Anatre selvatiche in volo
lungo la sponda del Naviglio
come in una stampa di Utamaro
un haiku di Bashŏ:
la natura non conosce limiti
sa sempre come sorprenderci
anche in questa campagna sfigurata
da superstrade e dormitori. Continua a leggere

Giuseppe Ferrara.
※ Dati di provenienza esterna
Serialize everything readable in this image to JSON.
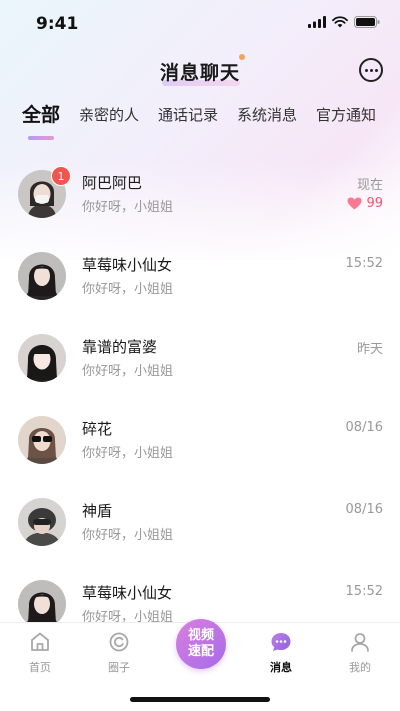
{
  "status_bar": {
    "time": "9:41"
  },
  "header": {
    "title": "消息聊天"
  },
  "tabs": [
    {
      "label": "全部",
      "active": true
    },
    {
      "label": "亲密的人"
    },
    {
      "label": "通话记录"
    },
    {
      "label": "系统消息"
    },
    {
      "label": "官方通知"
    }
  ],
  "conversations": [
    {
      "name": "阿巴阿巴",
      "preview": "你好呀，小姐姐",
      "time": "现在",
      "unread": "1",
      "intimacy": "99",
      "avatar_color": "#6e6a6a"
    },
    {
      "name": "草莓味小仙女",
      "preview": "你好呀，小姐姐",
      "time": "15:52",
      "avatar_color": "#3a3436"
    },
    {
      "name": "靠谱的富婆",
      "preview": "你好呀，小姐姐",
      "time": "昨天",
      "avatar_color": "#2e2a2a"
    },
    {
      "name": "碎花",
      "preview": "你好呀，小姐姐",
      "time": "08/16",
      "avatar_color": "#8a7468"
    },
    {
      "name": "神盾",
      "preview": "你好呀，小姐姐",
      "time": "08/16",
      "avatar_color": "#5a5a5a"
    },
    {
      "name": "草莓味小仙女",
      "preview": "你好呀，小姐姐",
      "time": "15:52",
      "avatar_color": "#3a3436"
    }
  ],
  "tabbar": {
    "home": "首页",
    "circle": "圈子",
    "video_match_line1": "视频",
    "video_match_line2": "速配",
    "messages": "消息",
    "profile": "我的"
  },
  "colors": {
    "accent": "#a66be8",
    "badge": "#f0564f",
    "heart": "#f0566f"
  }
}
Il peso e la grazia

Il peso e la grazia_SBOLCI


L’atomo nel pagliaio

Quanto di quando, ci serve in fondo
Qua da questa parte dell’eterno
Dal verso opposto dell’infinito mondo
Sempre a girare intorno al cerchio
Ogni giorno più largo di un giorno
A cercare l’atomo e la sua cruna
Mentre tutto ciò che è fuori brucia

*

Non ci crederai

Non ci crederai
ma esistono posti
ancora intatti
con il cielo ben disteso
su un prato apparecchiato
dove ti viene voglia
di mangiare
o stare solo sdraiato
a tremare più lentamente
dei raggi del sole,
dei fili d’erba
e ancor di più dei rami.
Fermo dunque per chiunque
si appresti a scavare
linee metropolitane a
sciogliere macchinosi
ingorghi o a scalare frattali.
Faro per chiunque
voglia tirare su
la vela, volare
dove il falco vola.

*

L’autore della critica d’autore

L’autore criticato
non ha una penna bic
la piccola olivetti
è ormai in soffitta
non sa sfornare twitters dallo smart
freschi come cornetti da mangiare caldi
prima che sia troppo tardi
e tutto si dilegui
[si vede solo ciò che è già risorto]

Crocifisso a un ferro di cavallo*
l’autore non ha che poche lettere,
sette note e quella trinità stentata
tinta di rosso di blu e di giallo.

*Crocifisso a un ferro di cavallo: era questo il titolo di un quadro al quale Mario Schifano pensava […] come suo manifesto […]; non riuscì a realizzarlo per cui la sua personalità e la sua opera sono ancora avvolte da un alone indecifrabile e aperte a ogni possibile interpretazione della critica […]. Probabilmente l’Arte deve molto al Caso ma molto meno di quanto la critica deve alla Necessità. [N.d.A.]

*

La notte è immobile negli angoli

La notte è immobile negli angoli
(come quegli insetti mimetici o i gechi
negli spigoli, gli scarafaggi sotto i tavoli)
un pensiero dell’aurora che fuori infuria
e quando s’accende tutto d’improvviso fugge

*

Empio blog

t’odio mio blog; e aspro un sentimento
di furore e rabbia nel cor sprofondi
o tu che, indolente frangivento,
disperdi refoli infecondi che al
gioco del mi piace o non mi piace
l’opra dell’homo videns assecondi!
ciascun ti caccia e stana come un topo
e tu ratto di mano e mouse rispondi
da vanità avvinto nella rete
si dibatte tra mille bla bla bla con
un grand’occhio scuro il dio futuro

*

Prestito

Se della tua bocca non so che le tue labbra
e dei tuoi seni solo le primavere
come potrei affermare che da te ho avuto
più della grazia lieve di orme sulla neve

Nella memoria porto lo sguardo, l’intrigo
che mi toccò di trasparenze d’ambra
forse questo è tutto ciò che avanza
tra le teorie, i corollari, la collera dei morti
miliardi di post-it, mille indirizzi e-mail
e i centoquarantaquatto caratteri di twitter

Lo sguardo che mi guarda ancora fisso
che lento m’avvolge come profumo sale
da ampolla appena schiusa, dal ciuffo
di rosmarino che fa da segnalibro
non è l’inutile menzogna di «t’amerò per sempre»
che dire solo per sempre in fondo è già mentire:
no. È  un prestito insperato da restituire ora

*

Il peso e la grazia

Che ne è stato di quell’istante
da dito tremante sul grilletto
contro la donna che reggendo il mondo
metteva il primo figlio a letto?

Quale grazia dissuase l’uomo al gesto,
allontanando il peso dalla mano
e l’indice dalla falce di una lunetta grigia?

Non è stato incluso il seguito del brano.